To ascertain the effectiveness of the space-time path, consider Figure 6 which presents a running correlation of the paths taken by each of the Ghosts relative to that of the PAC-LAN players. From this figure, it can be seen that the paths taken by Mr. Blue and Mr. Pink are more closely correlated than either Mr. Orange or Mr. Red. However, from the previous analysis of the space-time paths it was observed that Mr. Pink’s path was less correlated to PAC-LAN. This apparent discrepancy is due to the fact that the correlation merely provides a simple distance measure and because Mr. Pink remained fairly central in the game maze he maintained a good correlation.

This actual player activity can best be illustrated through Figure 7 which shows each player’s movement as a circle whose radius is the mean displacement centered around his/her average position to give some sense of how adventurous each player was during the game. Whilst this gives a view of general activity it does not provide the detail of the space-time path.

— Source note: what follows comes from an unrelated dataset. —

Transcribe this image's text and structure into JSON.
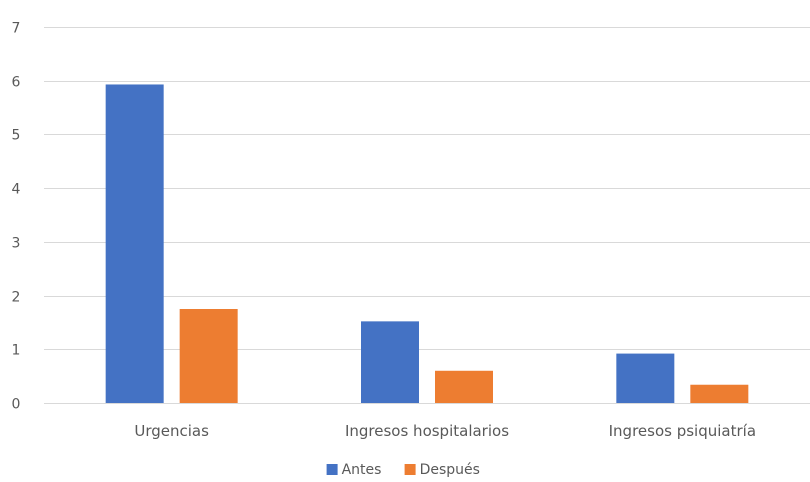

Our observations during the game and the video footage confirm what was observed in the space-time paths. This is not to say that we should rely on purely quantitative analysis, in fact, the qualitative observations and discussions revealed that Mr. Red was not as aimless in his movements as it may at first have appeared; rather, he claimed his primary strategy during the game was to ambush PAC-LAN, and his patterns of movement reflect this (PAC-LAN was indeed caught in such a maneuver).

4. Conclusions

In this paper, we have presented human geographers’ space-time paths as an effective means of analyzing player behaviour in location-based games. We believe that this technique has significant potential for representing actors’ spatial and temporal movements in many location-based scenarios, and, if coupled with qualitative data, can provide significant advantages when analyzing emerging computing environments. We are already working with sociologists and geographers to create versions of Locoblog that will aid them in ethnographic studies, and with the forthcoming visualization tool it will provide significant opportunities for behavioural analysis of mobile actors. In respect of meeting the requirement of tools to be used in ethnographical study, we believe it addresses many of the more salient points identified by Crabtree and Rouncefield [1] of capture, extraction, synchronization, and representation. The current generation of mobile phones is capable of recording text, image, video, and voice, and it also provides an effective means of capture when coupled with an application such as Locoblog. By recording the data to the phone card in standard formats, it can then be easily extracted and combined as required. In terms of synchronization, the GPS unit provides a universal timestamp with which we can synchronize the often multiple sources of mobile information and this time is available even when there are insufficient satellites to provide a positional fix. Finally, in terms of representation, the space-time map presents a very powerful method of representing combined spatial and temporal behaviour.

Acknowledgment

The authors would like to express their thanks to Nokia for the provision of software and hardware to the Mobile Radicals research group at Lancaster University which was used for the implementation of this project.